Vorige

Verrekening vertrekvakantiegeld

De verrekening van het vertrekvakantiegeld van een bediende gebeurde gedurende verschillende decennia in één keer: bij het begin van de tewerkstelling werd het vertrekvakantiegeld, betaald door de vorige werkgever, in één keer verrekend. FOD WASO stelde dat het door deze werkwijze mogelijk was enkel vakantiegeld af te trekken van loon. Dit is in strijd met de loonbeschermingswet, de Wet van 12 april 1965. Deze laat maar een heel beperkt aantal inhoudingen op het loon toe en enkel vakantiegeld zit daar niet bij.

Aan de sociale partners binnen de Nationale Arbeidsraad werd gevraagd hierover een advies te formuleren. Op 1 juni werd het advies nr. 2.297 gesloten.

In dit advies stellen de sociale partners voor per dag dat de bediende bij zijn nieuwe werkgever vakantie neemt, hij 10 pct. van zijn dagloon ontvangt. Aan het einde van het jaar, met name samen met de loonafrekening van de maand december, of aan het einde van de arbeidsovereenkomst, wordt het verschil tussen de uitbetaalde 10 pct. en hetgeen de werkgever effectief moest betalen, berekend en, al naargelang het geval, bijgepast of ingehouden. Op de loonfiche wordt hiervan melding gemaakt.

Dit alles vereist aanpassingen aan loonprogramma’s, vakantie-attesten, vakantiewetgeving en nog meer.

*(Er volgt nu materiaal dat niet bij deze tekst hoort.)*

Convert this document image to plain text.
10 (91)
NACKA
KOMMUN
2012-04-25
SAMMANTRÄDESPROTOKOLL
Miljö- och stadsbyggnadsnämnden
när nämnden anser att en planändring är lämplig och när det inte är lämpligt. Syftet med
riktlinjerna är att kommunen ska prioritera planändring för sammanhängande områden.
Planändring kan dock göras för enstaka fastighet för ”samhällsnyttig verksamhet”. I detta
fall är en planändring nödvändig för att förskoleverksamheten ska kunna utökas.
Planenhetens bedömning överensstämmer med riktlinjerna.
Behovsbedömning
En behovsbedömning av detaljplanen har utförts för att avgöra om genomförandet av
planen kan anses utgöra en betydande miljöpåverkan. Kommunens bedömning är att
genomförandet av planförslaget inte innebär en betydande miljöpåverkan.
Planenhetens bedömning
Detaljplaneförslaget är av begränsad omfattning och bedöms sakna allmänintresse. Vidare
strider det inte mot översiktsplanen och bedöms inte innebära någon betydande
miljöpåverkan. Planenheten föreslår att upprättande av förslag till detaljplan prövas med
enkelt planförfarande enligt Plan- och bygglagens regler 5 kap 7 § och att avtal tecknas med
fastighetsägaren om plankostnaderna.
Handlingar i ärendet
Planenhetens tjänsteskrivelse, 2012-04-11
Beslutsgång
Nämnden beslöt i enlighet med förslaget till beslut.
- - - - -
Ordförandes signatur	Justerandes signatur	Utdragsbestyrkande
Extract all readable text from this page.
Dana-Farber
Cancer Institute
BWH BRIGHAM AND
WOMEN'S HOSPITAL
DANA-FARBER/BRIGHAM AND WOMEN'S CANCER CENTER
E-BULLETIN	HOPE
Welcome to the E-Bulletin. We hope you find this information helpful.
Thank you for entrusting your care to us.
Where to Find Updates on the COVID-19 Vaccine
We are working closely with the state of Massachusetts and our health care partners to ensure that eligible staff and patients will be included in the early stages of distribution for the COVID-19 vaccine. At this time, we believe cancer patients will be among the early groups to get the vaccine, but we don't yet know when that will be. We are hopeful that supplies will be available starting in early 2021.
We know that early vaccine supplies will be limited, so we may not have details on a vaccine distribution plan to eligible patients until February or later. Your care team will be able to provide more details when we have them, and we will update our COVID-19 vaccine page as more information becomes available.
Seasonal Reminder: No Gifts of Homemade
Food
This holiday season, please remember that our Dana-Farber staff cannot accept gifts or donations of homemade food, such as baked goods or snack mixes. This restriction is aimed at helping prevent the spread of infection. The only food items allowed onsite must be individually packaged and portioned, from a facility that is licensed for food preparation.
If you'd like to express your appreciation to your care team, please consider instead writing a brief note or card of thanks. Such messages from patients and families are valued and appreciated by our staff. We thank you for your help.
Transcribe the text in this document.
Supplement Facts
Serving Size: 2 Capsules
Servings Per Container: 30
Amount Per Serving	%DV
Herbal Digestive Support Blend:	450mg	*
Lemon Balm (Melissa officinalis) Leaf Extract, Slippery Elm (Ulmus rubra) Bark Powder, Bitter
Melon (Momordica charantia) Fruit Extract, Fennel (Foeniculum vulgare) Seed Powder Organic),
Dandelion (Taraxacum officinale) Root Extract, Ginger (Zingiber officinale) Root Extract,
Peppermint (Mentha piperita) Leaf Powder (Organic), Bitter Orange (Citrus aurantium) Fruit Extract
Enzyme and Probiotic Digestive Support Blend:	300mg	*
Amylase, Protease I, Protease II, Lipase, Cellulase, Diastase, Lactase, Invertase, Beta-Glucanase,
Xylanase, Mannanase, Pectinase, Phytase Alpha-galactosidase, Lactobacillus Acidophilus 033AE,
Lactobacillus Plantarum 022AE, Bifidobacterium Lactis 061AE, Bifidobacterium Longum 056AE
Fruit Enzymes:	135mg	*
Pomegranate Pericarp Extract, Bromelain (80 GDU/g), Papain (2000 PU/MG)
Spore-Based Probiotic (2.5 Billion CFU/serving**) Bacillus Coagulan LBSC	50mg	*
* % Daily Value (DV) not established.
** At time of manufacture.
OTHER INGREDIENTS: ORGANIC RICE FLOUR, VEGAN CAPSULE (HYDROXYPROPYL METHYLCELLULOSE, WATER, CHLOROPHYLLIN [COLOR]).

Het is geen sinecure om dit gerealiseerd te krijgen.

Ofschoon de nieuwe regels in werking treden op 1 januari 2023, stelt de Nationale Arbeidsraad dat de ondernemingen een overgangsperiode van één jaar krijgen om zich in overeenstemming te brengen met deze nieuwe bepalingen. Tot die tijd vraagt de Raad een gedoogbeleid met betrekking tot de vroegere praktijk.

Opgelet, het gaat hier om een advies van de Nationale Arbeidsraad. Dit is geen wijzing van de wetgeving zelf. De Minister hoeft dit advies zelfs niet te volgen. Pas bij publicatie van een wijzigend Koninklijk Besluit in het Belgisch Staatsblad is er zekerheid over de manier waarop de verrekening van het vertrekvakantiegeld zal aangepakt zijn.